Мой вздох при взгляде на гору Сун и реку Ло ("Наконец-то сегодня Сун и Ло у меня пред глазами…")

Наконец-то сегодня

Сун и Ло у меня пред глазами:

Я назад обернулся

и вздыхаю о тяготах мира,

 

Где цветенье и слава

преходящи, как быстрые воды,

Где печали и беды

поднимаются выше, чем горы.

 

Только горе изведав,

знаешь радости полную цену,

После суетной жизни

станет милым блаженство покоя.

 

Никогда не слыхал я,

чтобы птица, сидевшая в клетке,

Улетев на свободу,

захотела вернуться обратно.

Мой маленький домик ("Мой маленький домик стоит у самой деревни…")

Мой маленький домик

стоит у самой деревни:

Сквозь редкую изгородь

вижу собак и кур,

 

Канавы отводят

от южной улочки воду,

И окна вбирают

усадьбы северной вид...

 

Владеньем Юй Синя

был крошечный сад, и только,

Семья Тао Цяня

была стеснена нуждой…

 

Нам так ли уж нужно

доискиваться просторов:

Просторно должно быть

всегда у людей в сердцах.

На озере ("Всего десять му занимают строенья…")

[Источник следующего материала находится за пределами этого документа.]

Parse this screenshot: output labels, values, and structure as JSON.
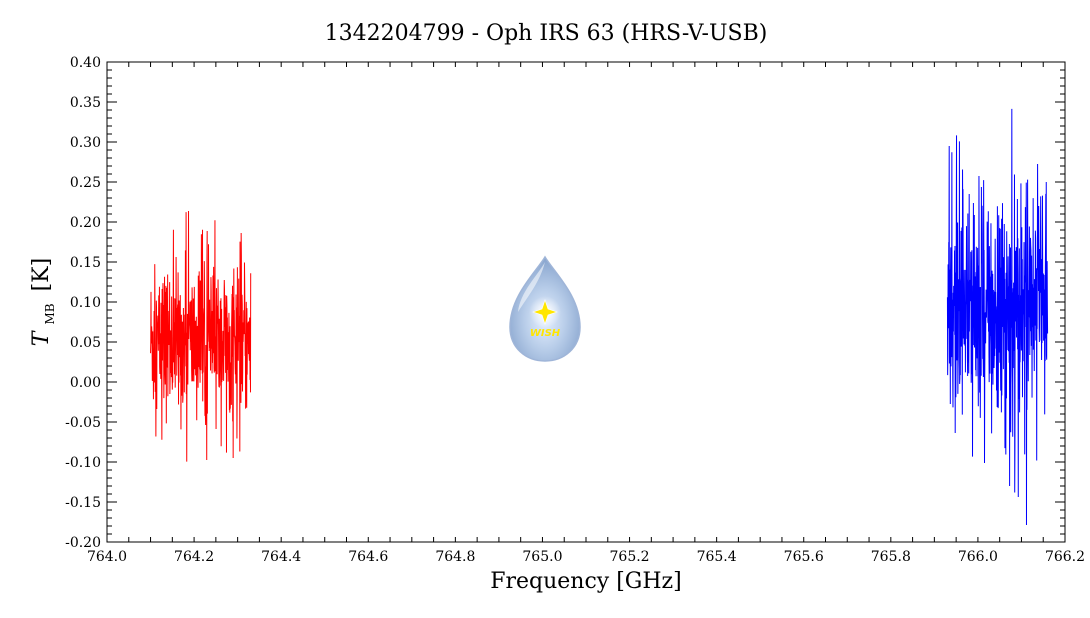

     Самые прекрасные воздух, земля, вода и деревья столицы находятся на юго-восточной ее стороне. Самое прекрасное место юго-восточной стороны — это деревня Лидаоли. Самая прекрасная часть деревни - северо-западный ее угол. Первое владение у западных ворот перед северной стеной - это и есть жилище семьи Бо, принадлежащее ушедшему в старости на покой Лэтяню. Всего в усадьбе семнадцать му. Одна ее треть - жилые помещения, одна пятая - вода, одна девятая - бамбук, а среди них - островки, деревья, мосты, дороги... Как хозяин, радуясь всему этому, Лэтянь сказал: "Хотя и есть здесь террасы и башенки, но без зерна не пользоваться ими", - и построил к востоку от озера амбар. А затем сказал: "Хотя и есть здесь молодое поколение, но без книг не воспитать его", - и воздвиг к северу от озера книгохранилище. После чего сказал: "Хотя и есть здесь гостящие друзья, но без циня и без вина не развлечь их", - и поставил к западу от озера беседку для игры на цине, вдобавок расположив в ней каменные винные чаши. Когда Лэтянь ушел с должности правителя Ханчжоу, он взял с собою один камень с вершины Тяньчжу и двух журавлей из Хуатина. Тогда же построил Западный ровный мост и провел дорогу вокруг озера. Когда ушел с должности правителя Сучжоу, то взял с собою камень с озера Тайху, белый лотос, "гнущий спину" водяной каштан, черную дощатую лодку. Тогда же построил Срединный высокий мост, соединив им три островка. Когда ушел с должности шилана, заместителя начальника Уголовной палаты, то было у него зерна тысяча ху, книг одна повозка и слуг, владеющих искусством пения и игры на свирелях, ударном цине и струнных инструментах, всего пальцев сто, с чем и вернулся к себе. Тогда же инчуаньский Чэнь Сяошань подарил выдержанное дворцовое вино отличнейшего вкуса, болинский Цуй Хуэйшу подарил цинь чистейшей настройки, Цзян Фа, гость из Шу, научил мелодии "Осенние думы" спокойнейшего звучания, хуннунский Ян Чжэньи подарил три черных камня - прямоугольных, ровных, гладких, на которых можно и сидеть и лежать.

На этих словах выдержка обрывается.